Characteristically, and, it must be admitted, in a sense justly, he remarks that a biography of a living man cannot be finished till he is dead, or words to that effect. But the chances there are against the Biographer as well as the Biographed; and I have no fancy, I confess, that the book should be, as he once maliciously prophesied, “a posthumous work for both of us,” nor that he should be justified in his presentiment that we should “both die the moment we finished it.”

While nothing but death can fitly end a man's life, being no Boswell, and having my own life to attend to as well as his, I have brought these “twenty volumes” to a close. A man who has already, by his own account, “lived three centuries,” is as likely to live three more; but it is less probable that I shall see the end of them. So I take Time by the forelock and write finis to a contribution which can only hope to cover the first three centuries.

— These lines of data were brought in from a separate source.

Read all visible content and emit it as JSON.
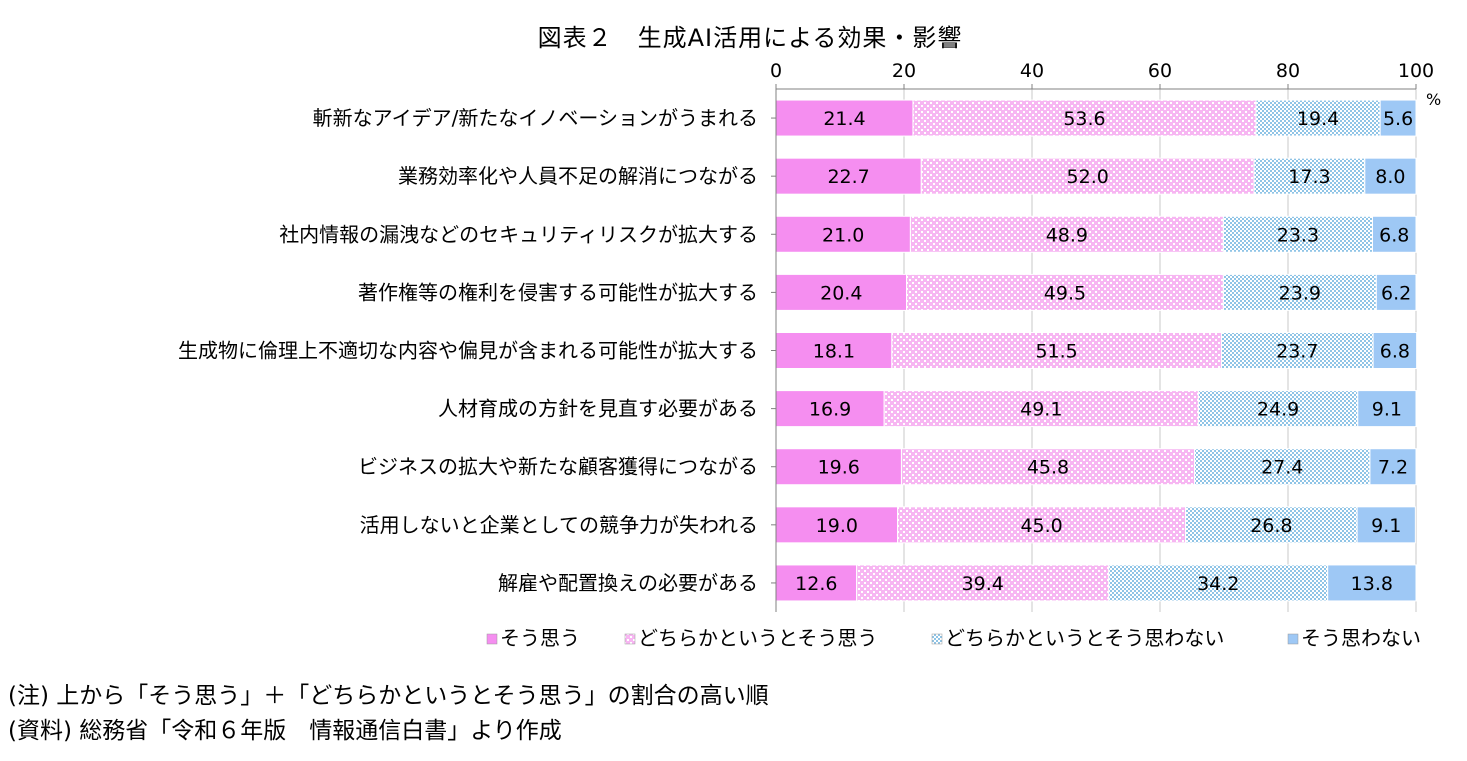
{
  "title": "図表２　生成AI活用による効果・影響",
  "unit": "%",
  "notes": {
    "note1": "(注) 上から「そう思う」＋「どちらかというとそう思う」の割合の高い順",
    "note2": "(資料) 総務省「令和６年版　情報通信白書」より作成"
  },
  "chart_data": {
    "type": "bar",
    "orientation": "horizontal",
    "stacked": true,
    "title": "図表２　生成AI活用による効果・影響",
    "xlim": [
      0,
      100
    ],
    "xticks": [
      "0",
      "20",
      "40",
      "60",
      "80",
      "100"
    ],
    "axis_position": "top",
    "legend_position": "bottom",
    "categories": [
      "斬新なアイデア/新たなイノベーションがうまれる",
      "業務効率化や人員不足の解消につながる",
      "社内情報の漏洩などのセキュリティリスクが拡大する",
      "著作権等の権利を侵害する可能性が拡大する",
      "生成物に倫理上不適切な内容や偏見が含まれる可能性が拡大する",
      "人材育成の方針を見直す必要がある",
      "ビジネスの拡大や新たな顧客獲得につながる",
      "活用しないと企業としての競争力が失われる",
      "解雇や配置換えの必要がある"
    ],
    "series": [
      {
        "name": "そう思う",
        "color": "#f58ef0",
        "pattern": "solid",
        "values": [
          21.4,
          22.7,
          21.0,
          20.4,
          18.1,
          16.9,
          19.6,
          19.0,
          12.6
        ],
        "labels": [
          "21.4",
          "22.7",
          "21.0",
          "20.4",
          "18.1",
          "16.9",
          "19.6",
          "19.0",
          "12.6"
        ]
      },
      {
        "name": "どちらかというとそう思う",
        "color": "#f5a6f0",
        "pattern": "dots",
        "values": [
          53.6,
          52.0,
          48.9,
          49.5,
          51.5,
          49.1,
          45.8,
          45.0,
          39.4
        ],
        "labels": [
          "53.6",
          "52.0",
          "48.9",
          "49.5",
          "51.5",
          "49.1",
          "45.8",
          "45.0",
          "39.4"
        ]
      },
      {
        "name": "どちらかというとそう思わない",
        "color": "#a8d4ec",
        "pattern": "checker",
        "values": [
          19.4,
          17.3,
          23.3,
          23.9,
          23.7,
          24.9,
          27.4,
          26.8,
          34.2
        ],
        "labels": [
          "19.4",
          "17.3",
          "23.3",
          "23.9",
          "23.7",
          "24.9",
          "27.4",
          "26.8",
          "34.2"
        ]
      },
      {
        "name": "そう思わない",
        "color": "#9ec8f5",
        "pattern": "solid",
        "values": [
          5.6,
          8.0,
          6.8,
          6.2,
          6.8,
          9.1,
          7.2,
          9.1,
          13.8
        ],
        "labels": [
          "5.6",
          "8.0",
          "6.8",
          "6.2",
          "6.8",
          "9.1",
          "7.2",
          "9.1",
          "13.8"
        ]
      }
    ]
  }
}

“Who is to tackle Mr. Bernard Shaw,” Mr. Augustine Birrell once asked, “and assign to him his proper place in the providential order of the world?” This work is in no sense an effort to assign to Bernard Shaw his “proper place in the providential order of the world.” Such a task it is impossible to accomplish so long as Shaw lives to belie it. No more is it possible to say the final word about any genius in mid-career with limitless possibilities before him. Shaw's masterpiece—even a series of masterpieces!—perhaps remains to be written. His career may have only just begun.

This book is designed to give an authoritative account, biographical and critical, of Bernard Shaw's work, art, philosophy and life up to the present time. Perhaps its appearance is not premature. Shaw has suffered no little from the Shavians. He has served more than once as an excuse for propaganda and counter-propaganda. But save for one or two glaring exceptions, the fatuities of the cult, and the image of the shrine and burning candles have in large measure vanished—it is hoped, to return no more. The time seems ripe for conscientious and thoughtful consideration of the man and his work, in relation to the thought movement of our time—irrespective of political bias and personal prejudice. Perhaps the portrait, though neither “disparaging” nor “unflattering,” may present the “real Shaw,” if more “unexpectedly,” perhaps no less truly, in that I am “a stranger to the Irish-British environment.”

If I have succeeded in removing a legendary figure from the atmosphere of contemporary mythology, and in portraying the real man in the light of common day, then an earnest search for the aurea media of true criticism will not have proved wholly fruitless. I hope I may have succeeded, in some adequate degree, in exhibiting, in their true colours, what Mr. Gilbert Chesterton once justly described to me in a letter as “that humour and that courage which have cleansed so much of the intellect of to-day.”